Senate Border Bill is a Complete Betrayal of Voters, Would Allow 5,000 New Migrants a Day Into Our Country

In recent weeks, Senate negotiators have been working on a border proposal that has sparked intense debate among conservative lawmakers.

The proposed deal, which includes a Title 42-type authority, has been met with fierce criticism from some Republicans in the chamber, with one GOP lawmaker branding it a “stinking pile of crap.”

The proposed legislation aims to tighten the initial credible fear standard for asylum screenings and introduce a Title 42-style expulsion authority to quickly remove migrants at the border.

However, this authority would only be mandated if the number of migrant encounters exceeded 5,000 per day.

This threshold has been a point of contention among conservative lawmakers, with some arguing that it would normalize the influx of migrants into the country.

Senator Ted Cruz (R-TX) has been particularly vocal about his opposition to the proposal, stating that “5,000 people a day is over 1.8 million a year. That’s called an invasion by the way.”

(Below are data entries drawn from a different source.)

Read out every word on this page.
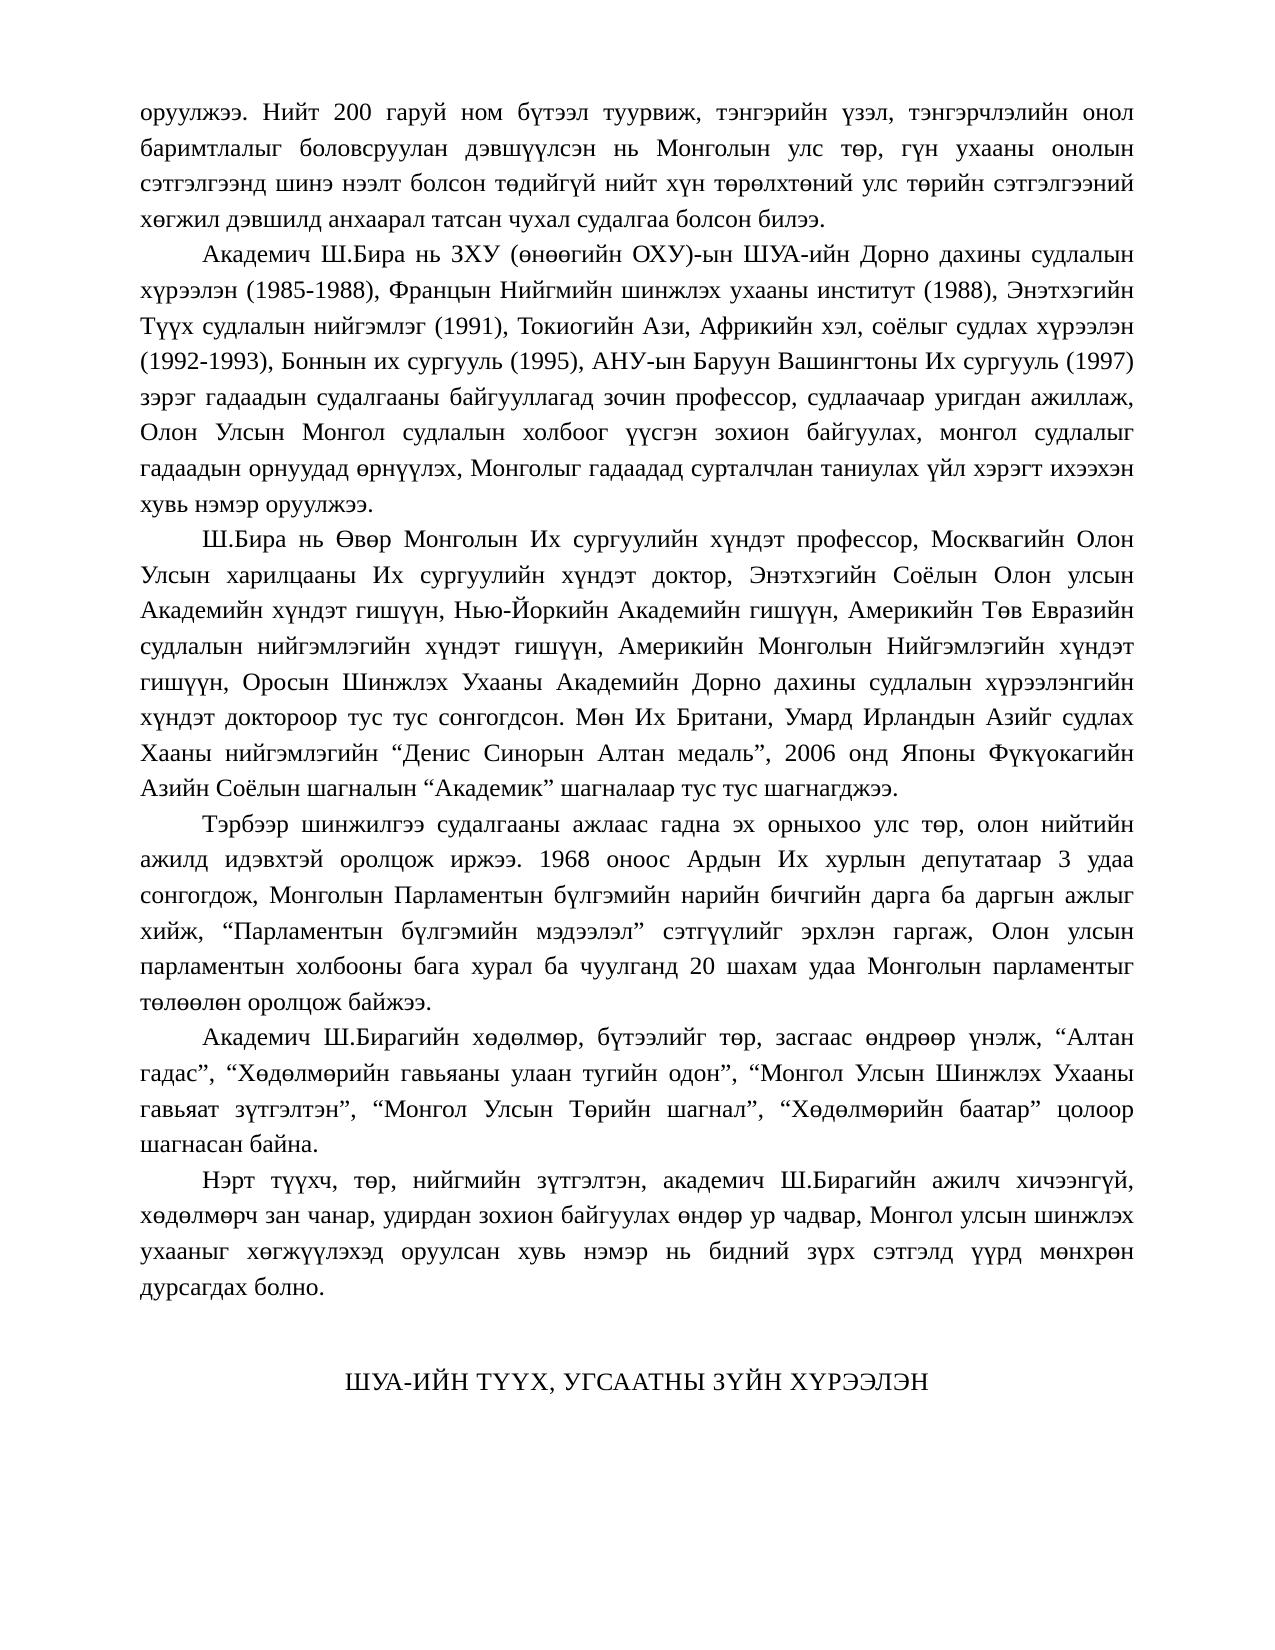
оруулжээ. Нийт 200 гаруй ном бүтээл туурвиж, тэнгэрийн үзэл, тэнгэрчлэлийн онол баримтлалыг боловсруулан дэвшүүлсэн нь Монголын улс төр, гүн ухааны онолын сэтгэлгээнд шинэ нээлт болсон төдийгүй нийт хүн төрөлхтөний улс төрийн сэтгэлгээний хөгжил дэвшилд анхаарал татсан чухал судалгаа болсон билээ.

Академич Ш.Бира нь ЗХУ (өнөөгийн ОХУ)-ын ШУА-ийн Дорно дахины судлалын хүрээлэн (1985-1988), Францын Нийгмийн шинжлэх ухааны институт (1988), Энэтхэгийн Түүх судлалын нийгэмлэг (1991), Токиогийн Ази, Африкийн хэл, соёлыг судлах хүрээлэн (1992-1993), Боннын их сургууль (1995), АНУ-ын Баруун Вашингтоны Их сургууль (1997) зэрэг гадаадын судалгааны байгууллагад зочин профессор, судлаачаар уригдан ажиллаж, Олон Улсын Монгол судлалын холбоог үүсгэн зохион байгуулах, монгол судлалыг гадаадын орнуудад өрнүүлэх, Монголыг гадаадад сурталчлан таниулах үйл хэрэгт ихээхэн хувь нэмэр оруулжээ.

Ш.Бира нь Өвөр Монголын Их сургуулийн хүндэт профессор, Москвагийн Олон Улсын харилцааны Их сургуулийн хүндэт доктор, Энэтхэгийн Соёлын Олон улсын Академийн хүндэт гишүүн, Нью-Йоркийн Академийн гишүүн, Америкийн Төв Евразийн судлалын нийгэмлэгийн хүндэт гишүүн, Америкийн Монголын Нийгэмлэгийн хүндэт гишүүн, Оросын Шинжлэх Ухааны Академийн Дорно дахины судлалын хүрээлэнгийн хүндэт доктороор тус тус сонгогдсон. Мөн Их Британи, Умард Ирландын Азийг судлах Хааны нийгэмлэгийн “Денис Синорын Алтан медаль”, 2006 онд Японы Фүкүокагийн Азийн Соёлын шагналын “Академик” шагналаар тус тус шагнагджээ.

Тэрбээр шинжилгээ судалгааны ажлаас гадна эх орныхоо улс төр, олон нийтийн ажилд идэвхтэй оролцож иржээ. 1968 оноос Ардын Их хурлын депутатаар 3 удаа сонгогдож, Монголын Парламентын бүлгэмийн нарийн бичгийн дарга ба даргын ажлыг хийж, “Парламентын бүлгэмийн мэдээлэл” сэтгүүлийг эрхлэн гаргаж, Олон улсын парламентын холбооны бага хурал ба чуулганд 20 шахам удаа Монголын парламентыг төлөөлөн оролцож байжээ.

Академич Ш.Бирагийн хөдөлмөр, бүтээлийг төр, засгаас өндрөөр үнэлж, “Алтан гадас”, “Хөдөлмөрийн гавьяаны улаан тугийн одон”, “Монгол Улсын Шинжлэх Ухааны гавьяат зүтгэлтэн”, “Монгол Улсын Төрийн шагнал”, “Хөдөлмөрийн баатар” цолоор шагнасан байна.

Нэрт түүхч, төр, нийгмийн зүтгэлтэн, академич Ш.Бирагийн ажилч хичээнгүй, хөдөлмөрч зан чанар, удирдан зохион байгуулах өндөр ур чадвар, Монгол улсын шинжлэх ухааныг хөгжүүлэхэд оруулсан хувь нэмэр нь бидний зүрх сэтгэлд үүрд мөнхрөн дурсагдах болно.

ШУА-ИЙН ТҮҮХ, УГСААТНЫ ЗҮЙН ХҮРЭЭЛЭН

In addition to the concerns surrounding the 5,000-person threshold, the proposed deal also includes provisions that would restrict the use of humanitarian parole at the border and grant work permits to children of legal temporary visa holders.

These measures have raised further questions about the effectiveness of the proposed legislation in addressing the ongoing border crisis.

Some conservative lawmakers, such as Senator Ron Johnson (R-Wis.), have expressed concerns about the discretionary nature of the 5,000-person threshold and its potential impact on the ability of a future Republican president to secure the border.

Senator Mike Lee (R-Utah) has also emphasized the importance of giving lawmakers time to read and process the bill before it is put to a vote.

This bill it does not adequately address the border crisis and may even exacerbate the situation.

With the support of the Biden administration and the potential for billions of dollars in funding for corrupt NGOs and sanctuary cities, the proposal has been met with righteous skepticism and anger from conservative lawmakers and their constituents.